Store aisles loaded with cleaning supplies and all kinds of containers to organize a million different things is evidence that people at least attempt to enhance their home and workplace environments. Indeed, when surroundings are unkempt and clutter abounds, it not only doesn't feel inviting, but can contribute to people feeling ill at ease, anxious, unfocused, and perhaps even depressed. Consciously or not, many people make some sort of order and organizational goal to improve upon as a new year's resolution, whether it's the typical one made at the beginning of the calendar year or on a birthday. Improvement in organization and cleanliness can yield great overall and diverse benefits for this new year of 2014.
OBSERVER Photos by Mary Deas
To the left, the columnist’s pantry before reorganization, to the right after. A new spice rack keeps smaller items organized.
In "yesterday" times, keeping the home clean, organized, and pleasant was considered part of homemaking. Nothing less than an art, it required much skill and dedication. The Every-Day Cook-Book and Encyclopedia of Practical Recipes from the early 1890s has an entire section dedicated to homemaking strategies to make the home more cozy, cheerful, and pleasing for everyone in the family. Related to organization, it states that an inviting home has (among other things) pictures to adorn the walls, plants, flowers to cultivate the finer sensibilities, games such as checkers and entertaining and instructive books and periodicals.
However, "In settling the room, these should find their proper places. Untidiness and litter will soon make any room appear nearly as badly as before it was scoured." Furthermore, "A room filled with trifling ornaments has the look of a bazaar and displays neither good taste nor good sense."
In other words, items in our surroundings should harmonize each other. If not, we learn from the book that these things are worse than useless and only fill up space that would be better left empty. They also gather dust, making it more work to keep things clean. Not only is there beauty in simplicity, "plainness in decoration is appreciated by the thorough housekeeper who does her own work while dusting."
It might seem easier said than done without some strategies for getting and keeping organized. It's a relentless fight for even the best of us and a fight that can't be won without continual diligence. Beyond keeping things simpler, small and regular habits help to keep things in order.

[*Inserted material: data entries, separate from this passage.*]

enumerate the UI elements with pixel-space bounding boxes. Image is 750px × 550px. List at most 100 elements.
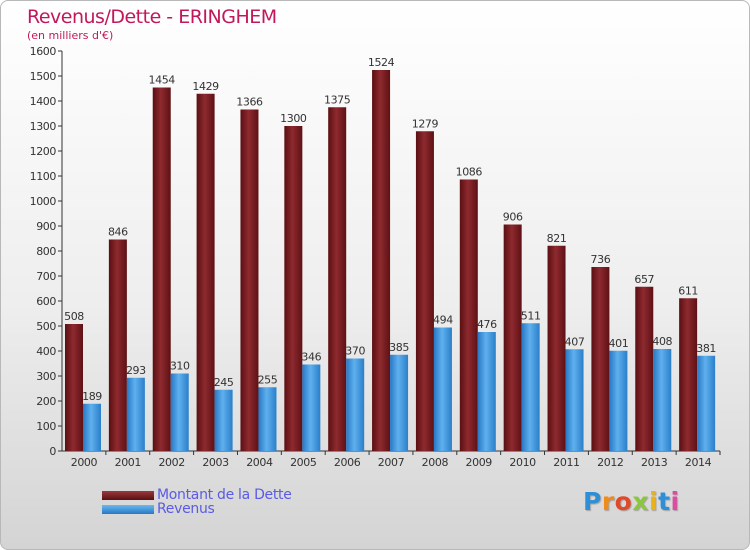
legend-item-debt: Montant de la Dette <box>102 487 292 503</box>
legend-item-revenue: Revenus <box>102 501 215 517</box>
bar-debt <box>108 239 127 451</box>
bar-debt <box>196 93 215 451</box>
bar-revenue <box>126 377 145 451</box>
x-tick-label: 2004 <box>246 456 273 469</box>
logo-letter: i <box>670 487 680 516</box>
logo-letter: P <box>583 487 602 516</box>
bar-revenue <box>302 364 321 451</box>
bar-debt <box>152 87 171 451</box>
x-tick-label: 2011 <box>553 456 579 469</box>
x-tick-label: 2007 <box>378 456 405 469</box>
y-tick-label: 1500 <box>30 70 57 83</box>
bar-revenue <box>433 327 452 451</box>
bar-revenue <box>258 387 277 451</box>
bar-debt <box>415 131 434 451</box>
logo-letter: t <box>658 487 671 516</box>
data-label-debt: 1375 <box>324 93 351 106</box>
bar-revenue <box>390 354 409 451</box>
y-tick-label: 1200 <box>30 145 57 158</box>
data-label-debt: 1454 <box>149 74 176 87</box>
legend-swatch-debt <box>102 490 154 500</box>
bar-debt <box>459 179 478 451</box>
y-tick-label: 1000 <box>30 195 57 208</box>
x-tick-label: 2000 <box>71 456 98 469</box>
y-tick-label: 400 <box>36 345 56 358</box>
chart-title: Revenus/Dette - ERINGHEM <box>27 6 277 28</box>
data-label-debt: 906 <box>503 211 523 224</box>
x-tick-label: 2003 <box>202 456 229 469</box>
x-tick-label: 2014 <box>685 456 712 469</box>
bar-revenue <box>214 389 233 451</box>
proxiti-logo: Proxiti <box>583 487 680 516</box>
x-tick-label: 2006 <box>334 456 361 469</box>
bar-revenue <box>653 349 672 451</box>
x-tick-label: 2002 <box>158 456 184 469</box>
y-tick-label: 600 <box>36 295 56 308</box>
data-label-revenue: 346 <box>301 351 321 364</box>
logo-letter: o <box>614 487 633 516</box>
logo-letter: i <box>649 487 659 516</box>
logo-letter: x <box>632 487 649 516</box>
data-label-revenue: 494 <box>433 314 453 327</box>
data-label-debt: 736 <box>591 253 611 266</box>
data-label-revenue: 476 <box>477 318 497 331</box>
bar-revenue <box>521 323 540 451</box>
data-label-revenue: 293 <box>126 364 146 377</box>
bar-debt <box>284 126 303 451</box>
data-label-debt: 1366 <box>236 96 263 109</box>
x-tick-label: 2013 <box>641 456 668 469</box>
data-label-revenue: 407 <box>565 335 585 348</box>
x-tick-label: 2008 <box>422 456 449 469</box>
bar-debt <box>503 224 522 451</box>
bar-debt <box>328 107 347 451</box>
data-label-revenue: 381 <box>696 342 716 355</box>
data-label-revenue: 408 <box>652 335 672 348</box>
x-tick-label: 2009 <box>466 456 493 469</box>
y-tick-label: 800 <box>36 245 56 258</box>
bar-revenue <box>346 358 365 451</box>
data-label-debt: 508 <box>64 310 84 323</box>
bar-debt <box>635 286 654 451</box>
y-tick-label: 0 <box>49 445 56 458</box>
bar-revenue <box>609 350 628 451</box>
data-label-debt: 846 <box>108 226 128 239</box>
data-label-debt: 611 <box>678 284 698 297</box>
data-label-debt: 657 <box>634 273 654 286</box>
data-label-revenue: 310 <box>170 360 190 373</box>
bar-debt <box>240 109 259 451</box>
bar-revenue <box>477 332 496 451</box>
data-label-debt: 1086 <box>456 166 483 179</box>
legend-label-debt: Montant de la Dette <box>157 487 292 503</box>
bar-revenue <box>83 403 101 451</box>
data-label-revenue: 401 <box>609 337 629 350</box>
legend-swatch-revenue <box>102 504 154 514</box>
data-label-revenue: 245 <box>214 376 234 389</box>
x-tick-label: 2001 <box>115 456 141 469</box>
bar-debt <box>65 324 83 451</box>
y-tick-label: 100 <box>36 420 56 433</box>
x-tick-label: 2005 <box>290 456 317 469</box>
data-label-revenue: 189 <box>82 390 102 403</box>
y-tick-label: 500 <box>36 320 56 333</box>
bar-revenue <box>565 349 584 451</box>
data-label-debt: 1429 <box>192 80 219 93</box>
bar-revenue <box>170 373 189 451</box>
logo-letter: r <box>601 487 615 516</box>
data-label-revenue: 385 <box>389 341 409 354</box>
data-label-debt: 1524 <box>368 56 395 69</box>
chart-subtitle: (en milliers d'€) <box>27 29 114 42</box>
bar-debt <box>679 298 698 451</box>
bar-debt <box>591 267 610 451</box>
y-tick-label: 700 <box>36 270 56 283</box>
y-tick-label: 200 <box>36 395 56 408</box>
y-tick-label: 1300 <box>30 120 57 133</box>
data-label-revenue: 255 <box>258 373 278 386</box>
legend-label-revenue: Revenus <box>157 501 215 517</box>
y-tick-label: 900 <box>36 220 56 233</box>
bar-debt <box>372 70 391 451</box>
y-tick-label: 1600 <box>30 45 57 58</box>
x-tick-label: 2012 <box>597 456 623 469</box>
data-label-revenue: 370 <box>345 345 365 358</box>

The old cookbook has a nostalgic section on kitchen work, and even though it speaks of cinders on ironing day, soot, and the draught in the wood-burning stove, the idea presented is still the same today clean up as you go. We spend a lot of time in the kitchen so it needs to be functional, organized, and clean.

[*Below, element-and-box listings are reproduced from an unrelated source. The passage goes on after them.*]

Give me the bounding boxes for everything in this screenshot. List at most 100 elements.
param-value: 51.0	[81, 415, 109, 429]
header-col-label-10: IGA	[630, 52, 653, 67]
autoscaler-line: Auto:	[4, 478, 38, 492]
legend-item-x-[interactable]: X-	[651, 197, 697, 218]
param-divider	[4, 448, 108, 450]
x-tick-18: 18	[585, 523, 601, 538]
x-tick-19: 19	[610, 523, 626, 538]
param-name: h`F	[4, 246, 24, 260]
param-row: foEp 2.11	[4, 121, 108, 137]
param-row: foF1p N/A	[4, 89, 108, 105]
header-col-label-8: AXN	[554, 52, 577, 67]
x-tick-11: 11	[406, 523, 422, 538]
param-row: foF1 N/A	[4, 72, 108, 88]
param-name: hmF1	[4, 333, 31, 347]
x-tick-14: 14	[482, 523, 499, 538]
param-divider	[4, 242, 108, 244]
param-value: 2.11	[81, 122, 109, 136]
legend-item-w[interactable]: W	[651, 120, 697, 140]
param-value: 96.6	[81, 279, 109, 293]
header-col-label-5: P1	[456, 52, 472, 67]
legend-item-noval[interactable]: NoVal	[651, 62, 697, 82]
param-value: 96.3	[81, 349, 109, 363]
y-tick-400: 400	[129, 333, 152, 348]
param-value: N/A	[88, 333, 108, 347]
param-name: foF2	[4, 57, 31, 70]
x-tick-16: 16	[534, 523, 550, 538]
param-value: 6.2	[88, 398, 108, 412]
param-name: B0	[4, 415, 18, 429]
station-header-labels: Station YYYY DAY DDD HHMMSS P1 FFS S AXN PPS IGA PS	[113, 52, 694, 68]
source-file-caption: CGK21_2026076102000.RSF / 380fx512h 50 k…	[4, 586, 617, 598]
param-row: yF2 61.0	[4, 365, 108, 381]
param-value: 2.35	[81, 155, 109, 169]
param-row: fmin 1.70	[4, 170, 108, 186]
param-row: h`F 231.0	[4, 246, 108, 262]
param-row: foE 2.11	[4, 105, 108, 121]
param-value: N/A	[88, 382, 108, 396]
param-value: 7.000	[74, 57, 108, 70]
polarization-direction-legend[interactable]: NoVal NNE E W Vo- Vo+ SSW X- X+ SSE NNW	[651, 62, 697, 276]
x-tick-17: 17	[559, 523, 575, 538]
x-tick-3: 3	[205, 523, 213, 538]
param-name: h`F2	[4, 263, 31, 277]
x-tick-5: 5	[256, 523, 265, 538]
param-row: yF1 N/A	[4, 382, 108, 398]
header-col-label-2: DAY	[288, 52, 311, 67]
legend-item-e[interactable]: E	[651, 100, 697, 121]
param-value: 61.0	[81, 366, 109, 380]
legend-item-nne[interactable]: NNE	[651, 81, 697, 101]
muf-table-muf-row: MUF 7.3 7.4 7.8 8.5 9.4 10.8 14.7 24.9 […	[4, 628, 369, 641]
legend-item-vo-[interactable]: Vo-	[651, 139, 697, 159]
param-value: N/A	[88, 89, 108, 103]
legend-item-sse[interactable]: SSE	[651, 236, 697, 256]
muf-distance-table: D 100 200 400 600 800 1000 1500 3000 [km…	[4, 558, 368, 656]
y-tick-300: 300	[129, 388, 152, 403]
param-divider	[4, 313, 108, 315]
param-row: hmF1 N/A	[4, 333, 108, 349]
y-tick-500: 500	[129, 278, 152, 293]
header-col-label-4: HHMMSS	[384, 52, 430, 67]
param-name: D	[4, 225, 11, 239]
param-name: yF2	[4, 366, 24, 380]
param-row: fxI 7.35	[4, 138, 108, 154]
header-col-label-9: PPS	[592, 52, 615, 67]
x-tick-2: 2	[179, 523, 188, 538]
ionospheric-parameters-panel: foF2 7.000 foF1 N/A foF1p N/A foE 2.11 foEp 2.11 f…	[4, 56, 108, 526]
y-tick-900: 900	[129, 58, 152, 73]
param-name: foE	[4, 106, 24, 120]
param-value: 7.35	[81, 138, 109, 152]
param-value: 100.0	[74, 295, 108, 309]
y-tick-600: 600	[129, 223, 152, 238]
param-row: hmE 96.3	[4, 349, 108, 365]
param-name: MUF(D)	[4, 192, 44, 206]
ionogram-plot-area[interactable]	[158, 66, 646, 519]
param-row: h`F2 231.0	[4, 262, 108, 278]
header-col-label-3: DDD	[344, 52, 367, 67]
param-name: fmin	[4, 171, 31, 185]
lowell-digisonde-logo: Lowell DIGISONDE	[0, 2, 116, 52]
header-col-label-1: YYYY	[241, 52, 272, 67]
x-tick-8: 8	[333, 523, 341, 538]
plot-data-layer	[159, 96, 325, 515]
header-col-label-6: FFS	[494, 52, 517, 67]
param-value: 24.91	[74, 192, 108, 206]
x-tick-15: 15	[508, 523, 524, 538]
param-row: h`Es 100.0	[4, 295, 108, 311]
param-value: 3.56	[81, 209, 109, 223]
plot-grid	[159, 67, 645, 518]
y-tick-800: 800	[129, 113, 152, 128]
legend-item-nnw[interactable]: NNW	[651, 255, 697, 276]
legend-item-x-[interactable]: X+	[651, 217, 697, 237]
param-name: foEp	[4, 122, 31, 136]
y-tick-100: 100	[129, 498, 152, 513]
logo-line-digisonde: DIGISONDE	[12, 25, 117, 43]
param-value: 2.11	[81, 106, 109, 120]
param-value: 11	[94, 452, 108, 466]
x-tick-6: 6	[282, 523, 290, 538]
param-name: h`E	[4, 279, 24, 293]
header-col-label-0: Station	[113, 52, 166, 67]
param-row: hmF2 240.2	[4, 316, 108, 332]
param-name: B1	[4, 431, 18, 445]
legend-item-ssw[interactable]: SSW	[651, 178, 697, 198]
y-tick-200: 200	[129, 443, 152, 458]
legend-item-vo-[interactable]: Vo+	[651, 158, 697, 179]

The book is offering advice that is sound today when it admonishes that a clean and tidy kitchen can only be secured by having "a place for everything and everything in its place." There needs to be frequent scouring of the room and utensils; ranges should be wiped carefully (with brown paper in 1890s) after cooking greasy food and it will be kept bright with little difficulty.

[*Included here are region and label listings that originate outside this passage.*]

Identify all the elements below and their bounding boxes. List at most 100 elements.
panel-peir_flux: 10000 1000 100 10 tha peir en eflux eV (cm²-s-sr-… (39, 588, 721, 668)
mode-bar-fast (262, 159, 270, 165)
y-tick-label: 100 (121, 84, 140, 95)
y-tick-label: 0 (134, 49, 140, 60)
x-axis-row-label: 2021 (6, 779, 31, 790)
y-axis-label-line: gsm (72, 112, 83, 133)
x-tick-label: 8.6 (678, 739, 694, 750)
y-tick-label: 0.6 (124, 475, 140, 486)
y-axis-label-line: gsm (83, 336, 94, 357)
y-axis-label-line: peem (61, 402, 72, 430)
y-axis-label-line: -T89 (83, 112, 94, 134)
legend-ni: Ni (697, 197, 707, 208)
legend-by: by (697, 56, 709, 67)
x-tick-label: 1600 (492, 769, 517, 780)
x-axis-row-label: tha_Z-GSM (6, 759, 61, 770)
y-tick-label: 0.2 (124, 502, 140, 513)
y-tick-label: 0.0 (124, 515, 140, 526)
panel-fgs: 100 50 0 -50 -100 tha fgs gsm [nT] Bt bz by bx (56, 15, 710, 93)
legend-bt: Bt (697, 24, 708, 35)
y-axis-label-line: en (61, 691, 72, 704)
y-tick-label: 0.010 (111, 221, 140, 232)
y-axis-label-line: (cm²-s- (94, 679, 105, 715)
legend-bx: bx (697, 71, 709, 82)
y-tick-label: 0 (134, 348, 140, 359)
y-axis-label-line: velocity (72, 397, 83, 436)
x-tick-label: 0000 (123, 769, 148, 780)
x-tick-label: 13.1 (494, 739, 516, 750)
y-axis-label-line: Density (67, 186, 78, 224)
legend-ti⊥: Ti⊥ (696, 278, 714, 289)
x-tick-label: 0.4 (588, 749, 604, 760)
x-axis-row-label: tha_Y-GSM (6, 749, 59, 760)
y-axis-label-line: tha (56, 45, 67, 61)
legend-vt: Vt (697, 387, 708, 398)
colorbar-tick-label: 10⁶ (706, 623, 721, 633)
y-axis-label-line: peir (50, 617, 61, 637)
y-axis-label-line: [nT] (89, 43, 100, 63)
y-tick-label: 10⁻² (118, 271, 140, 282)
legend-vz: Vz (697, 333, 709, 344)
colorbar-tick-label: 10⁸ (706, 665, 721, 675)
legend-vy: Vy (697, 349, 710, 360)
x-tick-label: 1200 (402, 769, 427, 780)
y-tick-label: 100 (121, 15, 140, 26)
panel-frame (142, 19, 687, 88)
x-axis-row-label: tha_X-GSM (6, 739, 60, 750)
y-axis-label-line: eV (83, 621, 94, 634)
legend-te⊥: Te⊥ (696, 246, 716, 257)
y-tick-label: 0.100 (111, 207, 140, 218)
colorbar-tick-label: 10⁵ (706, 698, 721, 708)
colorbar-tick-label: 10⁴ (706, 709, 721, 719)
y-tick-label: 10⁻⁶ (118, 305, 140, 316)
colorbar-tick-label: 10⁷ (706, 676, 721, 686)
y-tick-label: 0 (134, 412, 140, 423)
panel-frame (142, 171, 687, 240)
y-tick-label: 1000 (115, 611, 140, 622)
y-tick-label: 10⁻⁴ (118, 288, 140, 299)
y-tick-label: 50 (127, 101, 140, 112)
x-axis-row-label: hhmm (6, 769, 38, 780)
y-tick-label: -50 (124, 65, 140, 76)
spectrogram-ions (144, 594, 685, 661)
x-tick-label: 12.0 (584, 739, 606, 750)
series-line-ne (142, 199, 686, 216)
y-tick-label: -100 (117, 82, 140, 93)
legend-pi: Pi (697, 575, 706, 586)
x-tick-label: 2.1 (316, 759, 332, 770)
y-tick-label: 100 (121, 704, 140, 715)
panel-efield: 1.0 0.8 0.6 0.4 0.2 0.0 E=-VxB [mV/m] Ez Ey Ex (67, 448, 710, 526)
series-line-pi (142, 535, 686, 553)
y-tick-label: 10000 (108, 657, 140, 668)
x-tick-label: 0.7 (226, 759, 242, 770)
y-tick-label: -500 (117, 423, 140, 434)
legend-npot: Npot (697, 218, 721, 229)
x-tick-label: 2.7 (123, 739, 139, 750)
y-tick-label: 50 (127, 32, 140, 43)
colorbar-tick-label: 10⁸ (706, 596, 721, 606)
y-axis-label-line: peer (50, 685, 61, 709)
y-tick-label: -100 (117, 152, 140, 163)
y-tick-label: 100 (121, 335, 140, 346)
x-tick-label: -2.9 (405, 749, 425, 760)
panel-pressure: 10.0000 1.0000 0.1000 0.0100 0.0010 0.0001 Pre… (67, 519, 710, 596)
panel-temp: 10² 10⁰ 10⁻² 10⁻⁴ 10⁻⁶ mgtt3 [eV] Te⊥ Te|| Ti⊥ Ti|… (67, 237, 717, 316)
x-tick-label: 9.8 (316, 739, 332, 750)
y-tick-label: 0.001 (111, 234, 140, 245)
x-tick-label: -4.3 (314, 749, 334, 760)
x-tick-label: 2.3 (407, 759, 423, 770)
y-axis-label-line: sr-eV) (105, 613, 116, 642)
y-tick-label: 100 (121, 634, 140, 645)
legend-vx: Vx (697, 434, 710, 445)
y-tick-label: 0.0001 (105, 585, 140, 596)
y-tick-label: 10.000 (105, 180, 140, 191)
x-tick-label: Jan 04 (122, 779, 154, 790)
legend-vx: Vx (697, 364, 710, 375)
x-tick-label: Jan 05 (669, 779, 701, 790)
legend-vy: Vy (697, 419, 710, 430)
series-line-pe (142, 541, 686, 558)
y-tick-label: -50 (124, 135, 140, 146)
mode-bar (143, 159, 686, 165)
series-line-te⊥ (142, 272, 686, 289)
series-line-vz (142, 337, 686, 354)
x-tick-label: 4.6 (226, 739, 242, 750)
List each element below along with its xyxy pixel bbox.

The advice, "If every iron, pot, pan, kettle, or any utensil used in cooking of food, be washed as soon as emptied, half the labor will be saved" still makes sense
"Outer order creates an inner calm" is the inspiring message from a Good Housekeeping article from January of 2012. With similar sentiment about the importance of cleanliness and orderliness related to our emotions and feelings, it proposed that there is actually an "inverse relationship between clutter and happiness." It seems the less clutter around us, the happier we will be.
To achieve this goal, three simple habits were suggested. First, always take care of any task that can be done in one minute. This frees you up to focus on more important things later. Second, spend a few minutes at night to tidy-up spaces. Put things away. It feels good in the morning and creates a "visual order." Third, get rid of things that are not useful or beautiful to you. I also found this advice in "Simple Abundance, "an uplifting book about creating more peace within our homes and in our lives.
Cleaning and organizing to feel better is the "what and why" of it all, but those so inclined to consider the spiritual or metaphysical know there is more to it. Our universe and the complexities within it are beautiful and infinitely organized down to the subatomic level. For the religious, the Lord's house is a house of order.
Organization of physical things is a similitude to obedience in putting things where they should be spiritually; obedience being the first law under heaven. Cleanliness symbolizes where we stand before the Lord. Baptism and the sacrament of Communion cleanse the soul. Perhaps these deeper reasons are why people feel compelled to improve their surroundings. We are trying to create a bit of heaven on earth by making our homes a peaceful retreat from the chaos of the outside world.
A woman told how she became deeply depressed from various life circumstances including living in a small apartment of squalor and disarray.
Inspired by a book with a lesson "Caring for Our Homes," she decided to take action.
"I threw off the shackles of self-pity, rolled up my sleeves, and worked steadily until my little home was clean and cheerful. A new spirit of home was born," she said.
Remember to take small steps and note your progress; just two tips highlighted in last Sunday's OBSERVER in "On New Year's resolutions: giving up the farm." Keep in mind "yesterday's" sage advice from The Every-Day Cook-Book. "There is such a thing as being too neat and nice to take comfort in everyday life, and this is anything but cheerful. And then there is such a thing as being so disorderly and negligent that comfort and cheer are impossible."
Make it a good week and clean a closet!